Transforming Dutch: Debiasing Dutch Corefence Resolution Systems for Non-binary Pronouns
Summary
Gender-neutral pronouns are increasingly being introduced across Western languages, and are continuously more frequently being adopted by non-binary individuals. Recent evaluations have however demonstrated that English language models and coreference resolution systems are unable to correctly process gender-neutral pronouns (Cao and Daumé III, 2021; Baumler and Rudinger, 2022; Dev et al., 2021), which carries the risk of causing harmful consequences such as erasing and misgendering non-binary individuals (Dev et al., 2021). This thesis pioneers an examination of a Dutch coreference resolution sytem’s performance on gender-neutral pronouns, specifically hen and die.
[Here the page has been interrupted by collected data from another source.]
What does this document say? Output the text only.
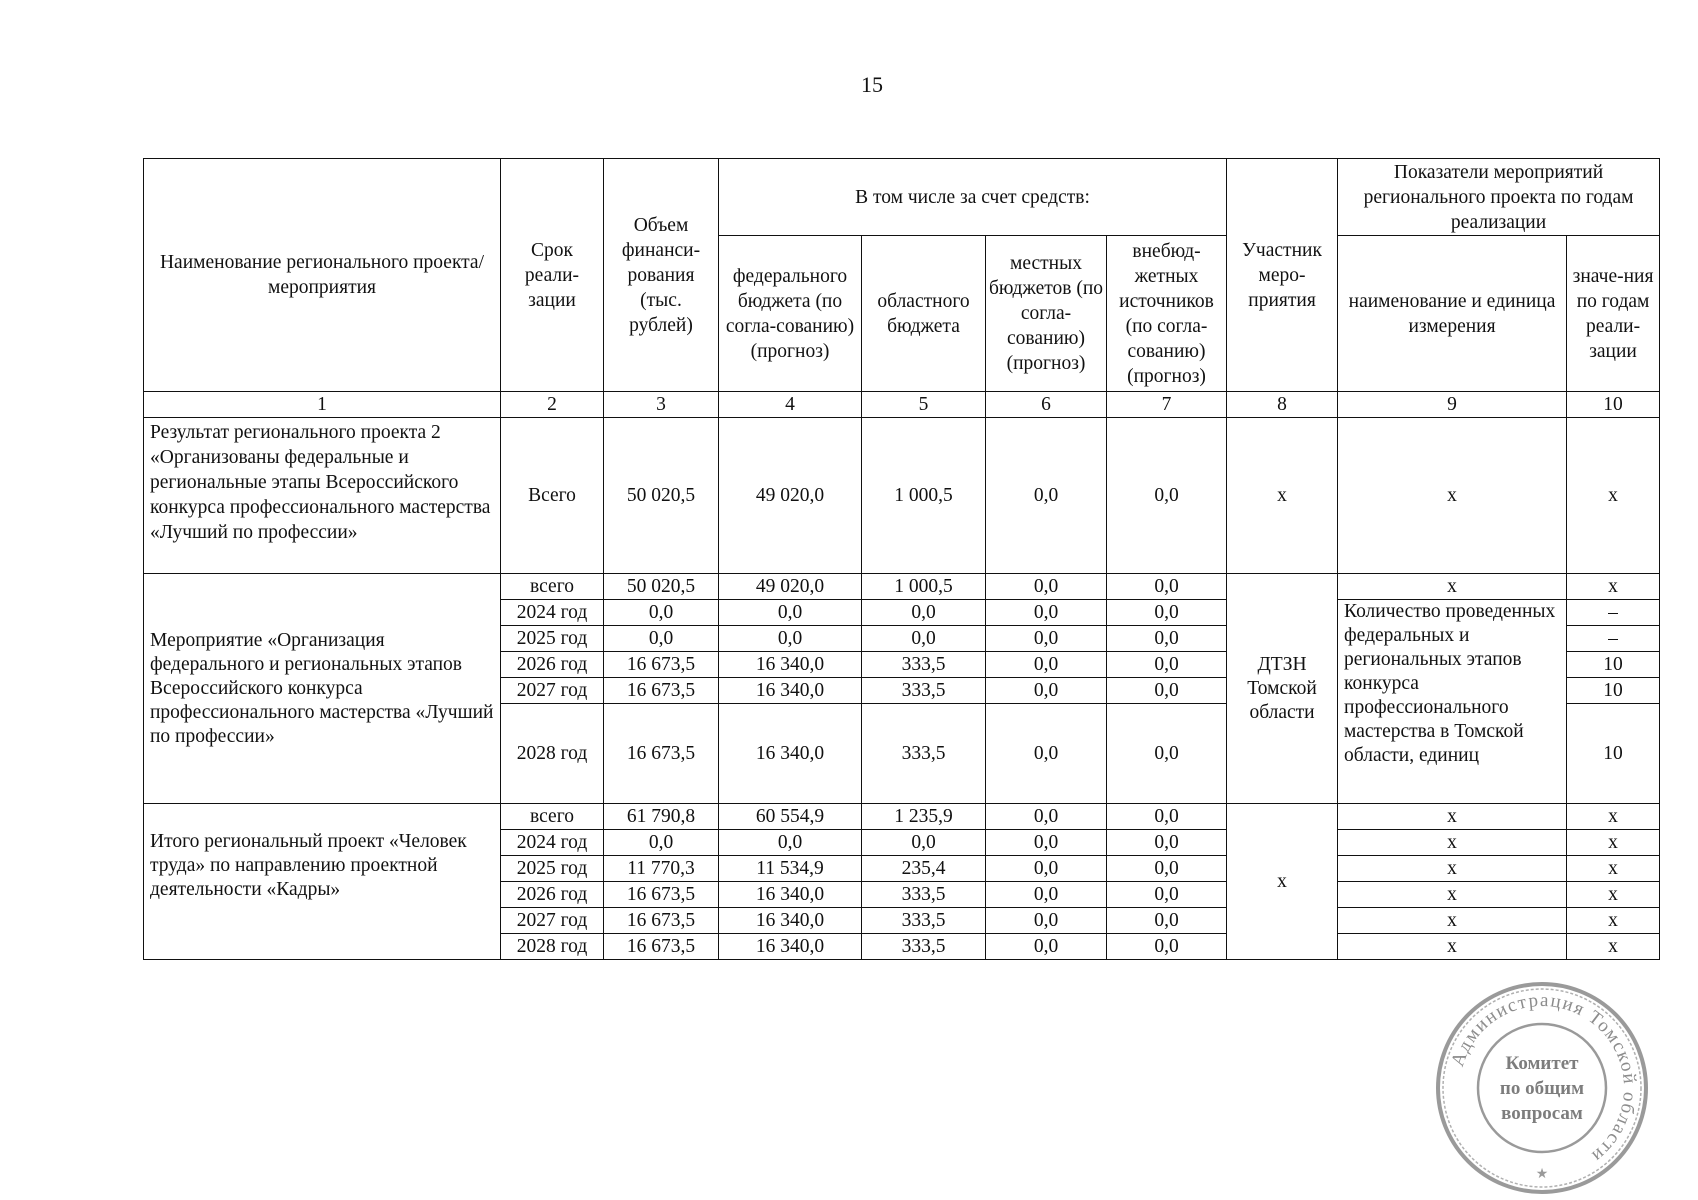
15
Наименование регионального проекта/мероприятия	Срок реали-зации	Объем финанси-рования (тыс. рублей)	В том числе за счет средств:				Участник меро-приятия	Показатели мероприятий регионального проекта по годам реализации	
			федерального бюджета (по согла-сованию) (прогноз)	областного бюджета	местных бюджетов (по согла-сованию) (прогноз)	внебюд-жетных источников (по согла-сованию) (прогноз)		наименование и единица измерения	значе-ния по годам реали-зации
1	2	3	4	5	6	7	8	9	10
Результат регионального проекта 2 «Организованы федеральные и региональные этапы Всероссийского конкурса профессионального мастерства «Лучший по профессии»	Всего	50 020,5	49 020,0	1 000,5	0,0	0,0	х	х	х
Мероприятие «Организация федерального и региональных этапов Всероссийского конкурса профессионального мастерства «Лучший по профессии»	всего	50 020,5	49 020,0	1 000,5	0,0	0,0	ДТЗН Томской области	х	х
	2024 год	0,0	0,0	0,0	0,0	0,0		Количество проведенных федеральных и региональных этапов конкурса профессионального мастерства в Томской области, единиц	–
	2025 год	0,0	0,0	0,0	0,0	0,0			–
	2026 год	16 673,5	16 340,0	333,5	0,0	0,0			10
	2027 год	16 673,5	16 340,0	333,5	0,0	0,0			10
	2028 год	16 673,5	16 340,0	333,5	0,0	0,0			10
Итого региональный проект «Человек труда» по направлению проектной деятельности «Кадры»	всего	61 790,8	60 554,9	1 235,9	0,0	0,0	х	х	х
	2024 год	0,0	0,0	0,0	0,0	0,0		х	х
	2025 год	11 770,3	11 534,9	235,4	0,0	0,0		х	х
	2026 год	16 673,5	16 340,0	333,5	0,0	0,0		х	х
	2027 год	16 673,5	16 340,0	333,5	0,0	0,0		х	х
	2028 год	16 673,5	16 340,0	333,5	0,0	0,0		х	х
Администрация Томской области
Комитет
по общим
вопросам
★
In the Dutch context, additional challenges arise from the relative novelty of these pronouns, introduced in 2016, compared to the longstanding existence of singular they in English. To carry out this evaluation, a novel Dutch neural coreference model is published, and an innovative evaluation metric, a pronoun score, is introduced, which directly represents the percentage of correctly processed pronouns. The results reveal diminished performance on gender-neutral pronouns compared to gendered counterparts. In response to these challenges, this study compares, as a first of its kind, the usage of two debiasing techniques for coreference resolution systems in non-binary contexts: Counterfactual Data Augmentation (CDA) and delexicalisation (Lauscher et al., 2022). Although delexicalisation fails to yield improvement, CDA significantly diminishes the performance gap between gendered and gender-neutral pronouns. A noteworthy contribution is the demonstration that CDA remains effective in low-resource settings, in which a limited set of debiasing documents is applied. This efficacy extends to previously unseen neopronouns, which are currently infrequently used but may gain popularity in the future. This underscores the viability of effective debiasing with minimal resources and low computational costs.